# Introduction
This Jupyter Notebook aims to analyze user behavior across different lending protocols, focusing on how users interact with various tokens as collateral and debt. Specifically, we will investigate the looping behavior of users, where assets are borrowed on one protocol and then deposited as collateral in another protocol. This analysis will help us understand the extent and impact of such behaviors on the lending ecosystem.

# Objectives
### Load the Data

- We will load loan data for multiple lending protocols from Google Cloud Storage. The datasets contain detailed information about users, their collateral, and debt across different protocols.
- The data loading process will be implemented flexibly to allow easy switching between data sources (e.g., from cloud storage to a local database).

### Visualize User Behavior
- We will create visualizations to track the behavior of individual users across lending protocols, focusing on specific tokens such as "ETH", "wBTC", "USDC", "DAI", "USDT", "wstETH", "LORDS", "STRK", "UNO", and "ZEND".
- The visualizations will help answer several key questions:
  - How many users have borrowed an asset on one protocol and deposited the asset as collateral in another protocol?
  - How many users have completed a loop, i.e., deposited token X as collateral, borrowed token Y, deposited Y in another protocol, and borrowed X again?
  - What is the total dollar amount of tokens involved in these loops? How much are the deposits multiplied?
  - Which protocols are most subject to looping behavior? How do they compare on a per-token basis?

# Analysis and Insights
The analysis will not only address the predefined questions but also explore additional metrics and hypotheses that may arise during the investigation.
Meaningful outputs and insights will be provided, documenting the findings and their implications for the lending protocols.

# Loading the data

### From local Database

#### Postgres

In [None]:
import pandas as pd
import psycopg2
import matplotlib.pyplot as plt
import seaborn as sns
from IPython.display import display  # Only needed for Jupyter Notebook

# Connect to the PostgreSQL database
conn = psycopg2.connect(
    host='your_host',
    user='your_username',
    password='your_password',
    dbname='loans_db'
)

# List of protocols (table names in the PostgreSQL database)
protocols = ["zklend", "nostra_alpha", "nostra_mainnet", "hashstack_v0", "hashstack_v1"]

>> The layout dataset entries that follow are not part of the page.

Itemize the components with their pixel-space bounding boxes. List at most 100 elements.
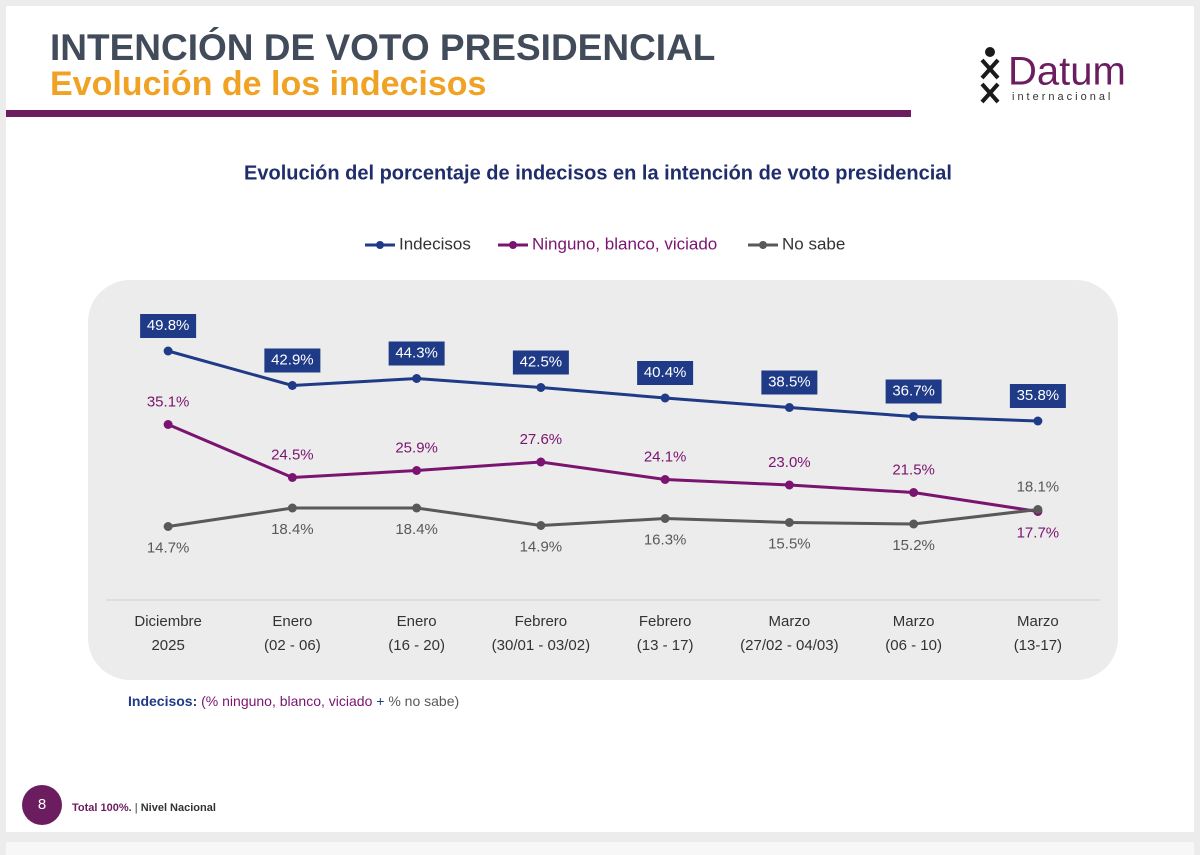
logo-subtext: internacional [1012,91,1113,103]
value-label-box [885,379,942,404]
x-tick-label: Enero [272,613,312,630]
page-number: 8 [38,796,46,813]
value-label: 35.1% [147,393,190,410]
value-label-box [388,341,445,366]
data-point [412,466,422,475]
data-point [412,503,422,513]
data-point [784,480,794,490]
next-slide-edge [6,842,1194,855]
data-point [1033,416,1043,426]
data-point [909,488,919,497]
data-point [909,412,919,421]
logo-text: Datum [1008,50,1126,94]
x-tick-label: Enero [397,613,437,630]
data-point [784,518,794,527]
legend-label: Indecisos [399,234,471,253]
header-subtitle: Evolución de los indecisos [50,65,486,103]
x-tick-label: Marzo [769,613,811,630]
value-label: 42.5% [520,353,563,370]
data-point [536,521,546,530]
logo-icon [985,47,995,57]
data-point [412,374,422,383]
x-tick-label: (30/01 - 03/02) [492,637,590,654]
footnote-part: % no sabe) [388,693,459,709]
value-label: 25.9% [395,439,438,456]
footer-text: Total 100%. | Nivel Nacional [72,802,216,814]
footnote-label: Indecisos: [128,693,197,709]
value-label-box [761,370,818,395]
value-label-box [1009,384,1066,408]
x-tick-label: (02 - 06) [264,637,321,654]
data-point [536,457,546,467]
footnote: Indecisos: (% ninguno, blanco, viciado +… [128,693,459,709]
x-tick-label: (27/02 - 04/03) [740,637,838,654]
x-tick-label: (13 - 17) [637,637,694,654]
data-point [909,519,919,529]
series-line [167,506,1039,528]
data-point [287,381,297,390]
value-label: 14.7% [147,539,190,556]
x-tick-label: (13-17) [1014,637,1062,654]
footnote-part: (% ninguno, blanco, viciado [201,693,372,709]
chart: Diciembre 2025 Enero (02 - 06) Enero (16 - 20… [106,234,1100,654]
value-label: 42.9% [271,351,314,368]
x-tick-label: Febrero [515,613,568,630]
data-point [287,473,297,482]
data-point [660,475,670,484]
logo-icon [980,58,1000,104]
value-label: 40.4% [644,364,687,381]
header-title: INTENCIÓN DE VOTO PRESIDENCIAL [50,26,715,68]
legend-marker [509,241,517,249]
x-tick-label: Marzo [1017,613,1059,630]
header-rule [6,110,911,117]
data-point [1033,505,1043,514]
value-label: 24.5% [271,446,314,463]
legend-marker [376,241,384,249]
value-label: 18.4% [395,521,438,538]
data-point [784,403,794,412]
value-label: 49.8% [147,317,190,334]
value-label: 24.1% [644,448,687,465]
data-point [536,383,546,392]
value-label: 23.0% [768,454,811,471]
footer-total: Total 100%. [72,802,132,814]
value-label: 15.5% [768,535,811,552]
value-label: 38.5% [768,373,811,390]
value-label-box [264,348,321,373]
chart-title: Evolución del porcentaje de indecisos en… [244,162,952,184]
x-tick-label: Marzo [893,613,935,630]
value-label-box [637,361,694,385]
value-label: 44.3% [395,344,438,361]
series-line [167,423,1039,513]
value-label-box [512,350,569,375]
value-label: 17.7% [1017,524,1060,541]
value-label: 15.2% [892,537,935,554]
value-label: 14.9% [520,538,563,555]
data-point [660,393,670,403]
x-tick-label: Diciembre [134,613,202,630]
series-line [167,349,1038,423]
footer-scope: Nivel Nacional [141,802,216,814]
value-label: 18.4% [271,521,314,538]
x-tick-label: (16 - 20) [388,637,445,654]
footnote-plus: + [376,693,384,709]
footer-sep: | [135,802,138,814]
x-tick-label: Febrero [639,613,692,630]
data-point [163,346,173,356]
x-tick-label: 2025 [151,637,184,654]
legend-marker [759,241,767,249]
value-label: 18.1% [1017,478,1060,495]
legend-label: No sabe [782,234,845,253]
value-label: 27.6% [520,431,563,448]
page-badge [22,785,62,825]
plot-panel [88,280,1118,680]
value-label: 16.3% [644,531,687,548]
data-point [660,514,670,523]
logo: Datum internacional [980,47,1126,104]
legend-label: Ninguno, blanco, viciado [532,234,717,253]
x-tick-label: (06 - 10) [885,637,942,654]
value-label: 35.8% [1017,387,1060,404]
value-label: 36.7% [892,382,935,399]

for protocol in protocols:
    print(f"Processing {protocol}...")
    
    # Query the data from the PostgreSQL database
    query = f"SELECT * FROM {protocol}"
    df = pd.read_sql_query(query, conn)
    
    pd.set_option('display.max_columns', None)  # Display all columns
    pd.set_option('display.max_colwidth', None)  # Display full column width
    pd.set_option('display.width', None)  # Adjust display width

    # Display the first rows
    display(df.head())

# Close the connection
conn.close()


#### MySQL

In [None]:
import pandas as pd
import mysql.connector
import matplotlib.pyplot as plt
import seaborn as sns
from IPython.display import display  # Only needed for Jupyter Notebook

# Connect to the MySQL database
conn = mysql.connector.connect(
    host='your_host',
    user='your_username',
    password='your_password',
    database='loans_db'
)

# List of protocols (table names in the MySQL database)
protocols = ["zklend", "nostra_alpha", "nostra_mainnet", "hashstack_v0", "hashstack_v1"]

for protocol in protocols:
    print(f"Processing {protocol}...")
    
    # Query the data from the MySQL database
    query = f"SELECT * FROM {protocol}"
    df = pd.read_sql_query(query, conn)
    
    pd.set_option('display.max_columns', None)  # Display all columns
    pd.set_option('display.max_colwidth', None)  # Display full column width
    pd.set_option('display.width', None)  # Adjust display width

    # Display the first rows
    display(df.head())

# Close the connection
conn.close()


### From GCS

In [None]:
import pandas as pd
import pyarrow.parquet as pq
import requests
import matplotlib.pyplot as plt
import seaborn as sns
from io import BytesIO

# URLs of the loans files for all lending protocols
parquet_urls = {
    "zklend": "https://storage.googleapis.com/derisk-persistent-state/zklend_data/loans.parquet",
    "nostra_alpha": "https://storage.googleapis.com/derisk-persistent-state/nostra_alpha_data/loans.parquet",
    "nostra_mainnet": "https://storage.googleapis.com/derisk-persistent-state/nostra_mainnet_data/loans.parquet",
    "hashstack_v0": "https://storage.googleapis.com/derisk-persistent-state/hashstack_v0_data/loans.parquet",
    "hashstack_v1": "https://storage.googleapis.com/derisk-persistent-state/hashstack_v1_data/loans.parquet"
}


for protocol,url in parquet_urls.items():
    # Download the file
    response = requests.get(url)
    response.raise_for_status()  # Ensure the request was successful

    # Read the Parquet file into a Pandas DataFrame
    with BytesIO(response.content) as f:
        table = pq.read_table(f)
        df = table.to_pandas()

    pd.set_option('display.max_columns', None)  # Display all columns
    pd.set_option('display.max_colwidth', None)  # Display full column width
    pd.set_option('display.width', None)  # Adjust display width


    # Display the first rows
    display(df.head())